Prison Journal of a Child Bride

by ZARBIBI (trans. by ROGER SEDARAT)

Melancholy 1 by Mohsan Hosaini IMAGE/Kabul Art Project

At times I wonder whether they considered me a human being or a lamb to sacrifice for their own good.

Zarbibi was sixteen years old, and four months pregnant, when she murdered her husband by trying to decapitate him with a kitchen knife. On the day of the murder, she offered to give her husband a massage, binding his hands and feet to the bed before taking his life. “The next morning, even though I was at the police station, I felt happy that he didn’t live in the world anymore,” Zarbibi writes in the account that follows. “Free from him now for the first time, I felt as light as a balloon that could just fly away.”

Though her crime was sensational, Zarbibi’s life was otherwise in keeping with the norms of her Afghan community in Iran, says her lawyer, human rights attorney Hossein Raeesi. In Iran, increasing access to education has made child marriage less common. However, many Afghan migrants, excluded from Iranian citizenship and economic opportunity, continue the practice of marrying off their young daughters for the financial reward it brings—typically, the equivalent of four to five thousand dollars. As Zarbibi describes, her family supported her educational pursuits until both her father and brother—the family’s sole breadwinners—became unable to work. “Because we no longer had men to make money I had to get engaged to a guy I had never met before.” At the age of thirteen she was legally committed to a man of twenty-five, and at fifteen she was formally married, and forced to quit her family home and her studies. “With my first steps into my new house I felt like I had walked into my own grave,” she writes.
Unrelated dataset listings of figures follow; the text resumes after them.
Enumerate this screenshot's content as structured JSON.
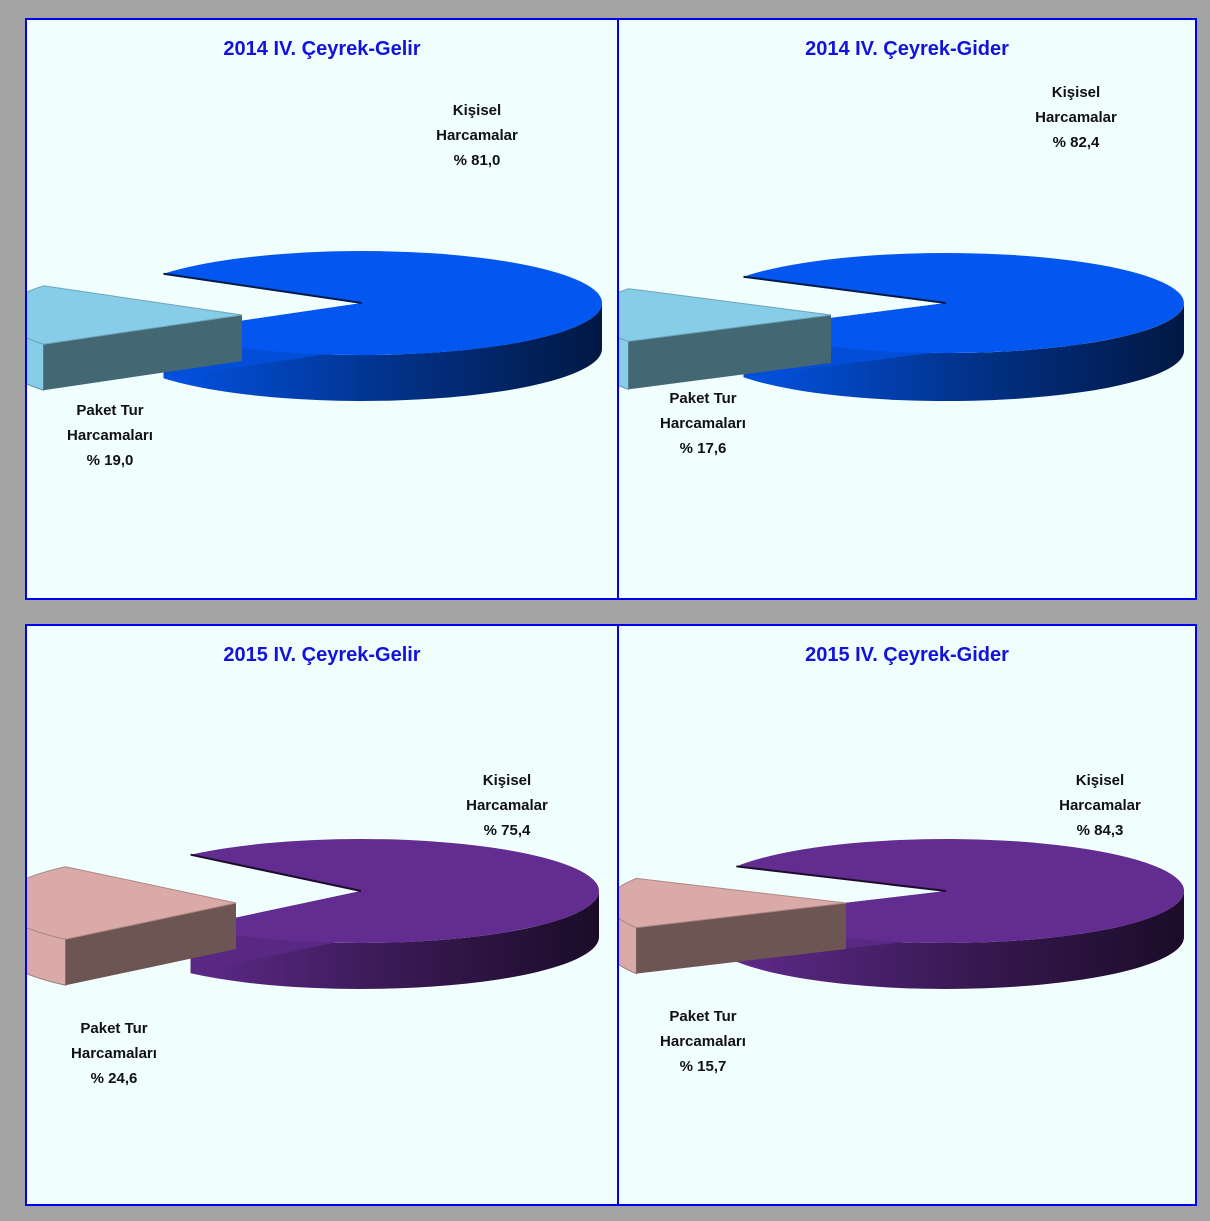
{
  "chart_data": [
    {
      "type": "pie",
      "title": "2014 IV. Çeyrek-Gelir",
      "slices": [
        {
          "name_l1": "Kişisel",
          "name_l2": "Harcamalar",
          "pct_label": "% 81,0",
          "value": 81.0,
          "color": "#0357f0"
        },
        {
          "name_l1": "Paket Tur",
          "name_l2": "Harcamaları",
          "pct_label": "% 19,0",
          "value": 19.0,
          "color": "#88cde8"
        }
      ]
    },
    {
      "type": "pie",
      "title": "2014 IV. Çeyrek-Gider",
      "slices": [
        {
          "name_l1": "Kişisel",
          "name_l2": "Harcamalar",
          "pct_label": "% 82,4",
          "value": 82.4,
          "color": "#0357f0"
        },
        {
          "name_l1": "Paket Tur",
          "name_l2": "Harcamaları",
          "pct_label": "% 17,6",
          "value": 17.6,
          "color": "#88cde8"
        }
      ]
    },
    {
      "type": "pie",
      "title": "2015 IV. Çeyrek-Gelir",
      "slices": [
        {
          "name_l1": "Kişisel",
          "name_l2": "Harcamalar",
          "pct_label": "% 75,4",
          "value": 75.4,
          "color": "#622c90"
        },
        {
          "name_l1": "Paket Tur",
          "name_l2": "Harcamaları",
          "pct_label": "% 24,6",
          "value": 24.6,
          "color": "#d9aaa8"
        }
      ]
    },
    {
      "type": "pie",
      "title": "2015 IV. Çeyrek-Gider",
      "slices": [
        {
          "name_l1": "Kişisel",
          "name_l2": "Harcamalar",
          "pct_label": "% 84,3",
          "value": 84.3,
          "color": "#622c90"
        },
        {
          "name_l1": "Paket Tur",
          "name_l2": "Harcamaları",
          "pct_label": "% 15,7",
          "value": 15.7,
          "color": "#d9aaa8"
        }
      ]
    }
  ]
}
My little sister Havva was the first one of us girls to become a mother, though she still didn’t look like one. A child herself, only eleven years old, she had been married off to a man fifteen years older than her and from a much different world. Though very young, I knew about the pain my little sister endured, both physically and mentally. When she used to cry to come home, my father would bribe her with popcorn and cookies to stay with her husband. How could he do that? I swear to God I wouldn’t even give away a single strand of my own precious daughter’s hair against her will.
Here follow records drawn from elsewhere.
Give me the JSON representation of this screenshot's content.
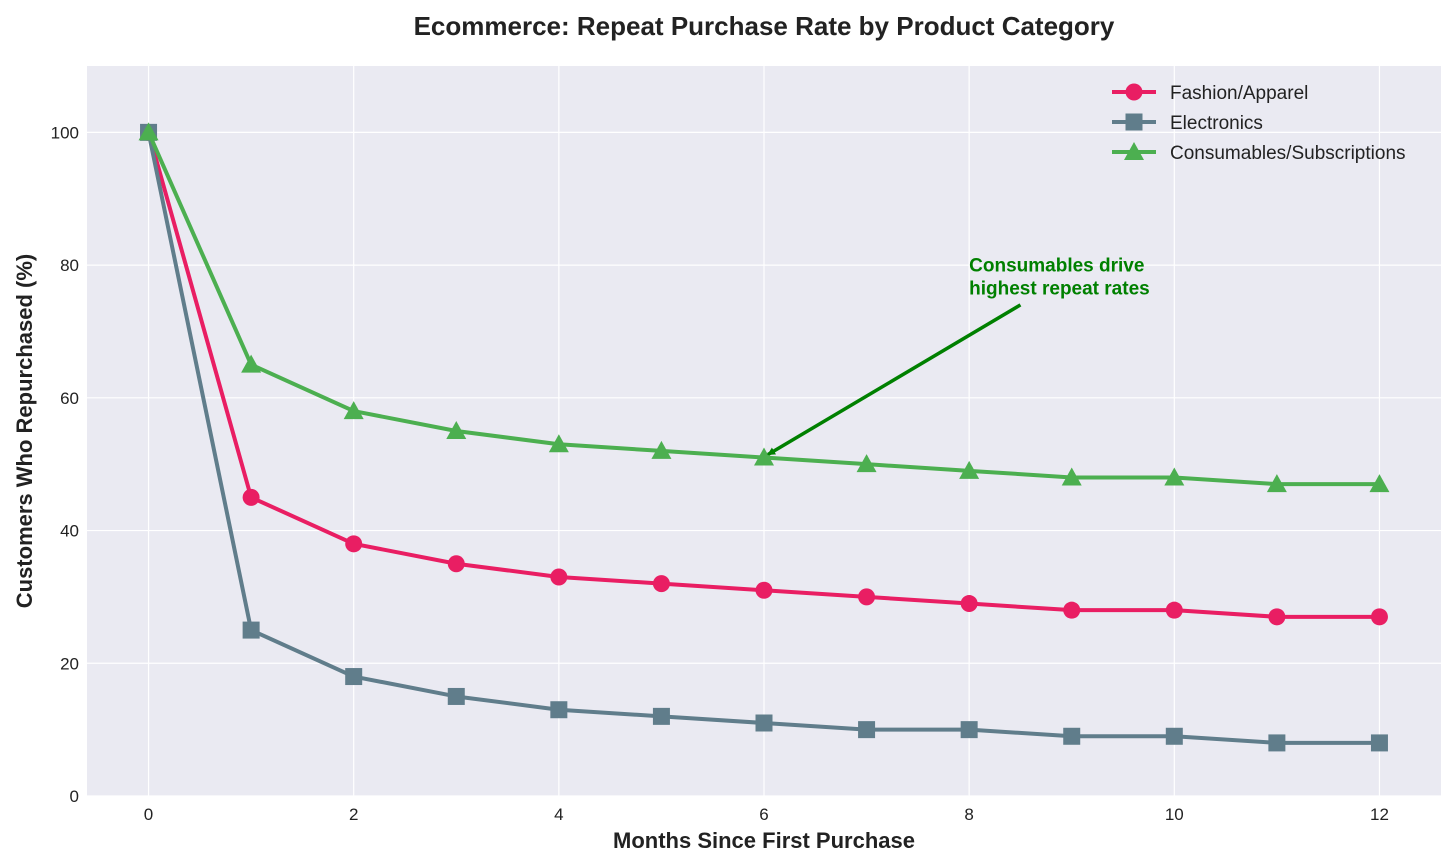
{
  "chart_data": {
    "type": "line",
    "title": "Ecommerce: Repeat Purchase Rate by Product Category",
    "xlabel": "Months Since First Purchase",
    "ylabel": "Customers Who Repurchased (%)",
    "x": [
      0,
      1,
      2,
      3,
      4,
      5,
      6,
      7,
      8,
      9,
      10,
      11,
      12
    ],
    "xlim": [
      -0.6,
      12.6
    ],
    "ylim": [
      0,
      110
    ],
    "xticks": [
      0,
      2,
      4,
      6,
      8,
      10,
      12
    ],
    "yticks": [
      0,
      20,
      40,
      60,
      80,
      100
    ],
    "grid": true,
    "legend_position": "top-right",
    "series": [
      {
        "name": "Fashion/Apparel",
        "marker": "circle",
        "color": "#e91e63",
        "values": [
          100,
          45,
          38,
          35,
          33,
          32,
          31,
          30,
          29,
          28,
          28,
          27,
          27
        ]
      },
      {
        "name": "Electronics",
        "marker": "square",
        "color": "#607d8b",
        "values": [
          100,
          25,
          18,
          15,
          13,
          12,
          11,
          10,
          10,
          9,
          9,
          8,
          8
        ]
      },
      {
        "name": "Consumables/Subscriptions",
        "marker": "triangle",
        "color": "#4caf50",
        "values": [
          100,
          65,
          58,
          55,
          53,
          52,
          51,
          50,
          49,
          48,
          48,
          47,
          47
        ]
      }
    ],
    "annotation": {
      "lines": [
        "Consumables drive",
        "highest repeat rates"
      ],
      "color": "#008000",
      "text_at": {
        "x": 8,
        "y": 79
      },
      "arrow_from": {
        "x": 8.5,
        "y": 74
      },
      "arrow_to": {
        "x": 6,
        "y": 51
      }
    }
  }
}
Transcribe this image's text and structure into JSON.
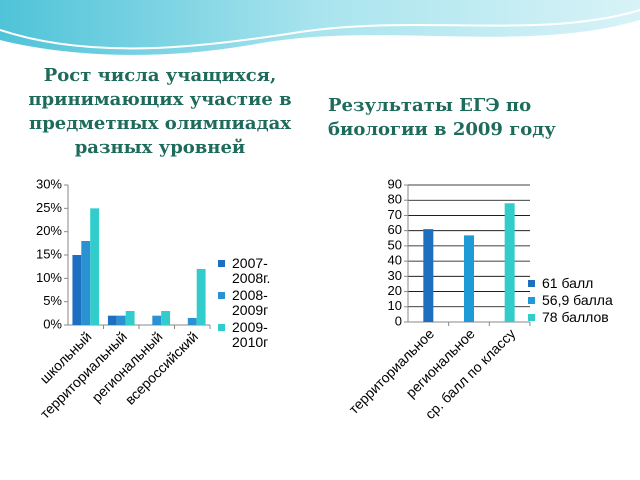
{
  "chart_data": [
    {
      "type": "bar",
      "title": "Рост числа учащихся, принимающих участие  в предметных олимпиадах разных уровней",
      "categories": [
        "школьный",
        "территориальный",
        "региональный",
        "всероссийский"
      ],
      "series": [
        {
          "name": "2007-2008г.",
          "color": "#1f6fc0",
          "values": [
            15,
            2,
            0,
            0
          ]
        },
        {
          "name": "2008-2009г",
          "color": "#2a92d2",
          "values": [
            18,
            2,
            2,
            1.5
          ]
        },
        {
          "name": "2009-2010г",
          "color": "#33cccc",
          "values": [
            25,
            3,
            3,
            12
          ]
        }
      ],
      "ylim": [
        0,
        30
      ],
      "yticks": [
        {
          "value": 0,
          "label": "0%"
        },
        {
          "value": 5,
          "label": "5%"
        },
        {
          "value": 10,
          "label": "10%"
        },
        {
          "value": 15,
          "label": "15%"
        },
        {
          "value": 20,
          "label": "20%"
        },
        {
          "value": 25,
          "label": "25%"
        },
        {
          "value": 30,
          "label": "30%"
        }
      ],
      "grid": false,
      "legend": "right"
    },
    {
      "type": "bar",
      "title": "Результаты ЕГЭ по биологии в 2009 году",
      "categories": [
        "территориальное",
        "региональное",
        "ср. балл по классу"
      ],
      "series": [
        {
          "name": "61 балл",
          "color": "#1f6fc0",
          "values": [
            61,
            null,
            null
          ]
        },
        {
          "name": "56,9 балла",
          "color": "#1e9ad6",
          "values": [
            null,
            56.9,
            null
          ]
        },
        {
          "name": "78 баллов",
          "color": "#33cccc",
          "values": [
            null,
            null,
            78
          ]
        }
      ],
      "ylim": [
        0,
        90
      ],
      "yticks": [
        0,
        10,
        20,
        30,
        40,
        50,
        60,
        70,
        80,
        90
      ],
      "grid": true,
      "legend": "right"
    }
  ]
}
After poor Havva it was my sister Negar’s turn to marry. Negar was the third child in my family, the youngest. Since she married the brother of Havva’s husband, they both became sisters-in-law as well as actual sisters. Why is my family cursed in this way? My mother thought that she could “save” her daughters from loneliness by marrying them off at such a young age. She had no idea how bad this other life could be.

It killed me to see both of my sisters suffering. The thought that I might have to endure the same fate became my worst nightmare, something that terrified me since I was a very small girl. For me, the word “husband” meant “monster.” My heart broke when Negar moved out of our childhood home, and her heart broke too. She had been so attached to our family that she became severely depressed when living with her new husband. Her depression got even worse when she became pregnant with twins. One day we were playing together and all of a sudden she started screaming and shrieking and pulling out her hair. It scared me so much I almost peed myself. Unfortunately (or maybe fortunately?) her babies died in labor. At least she was lucky enough to endure the pain of childbirth at the age of fourteen or fifteen, a few years later than Havva.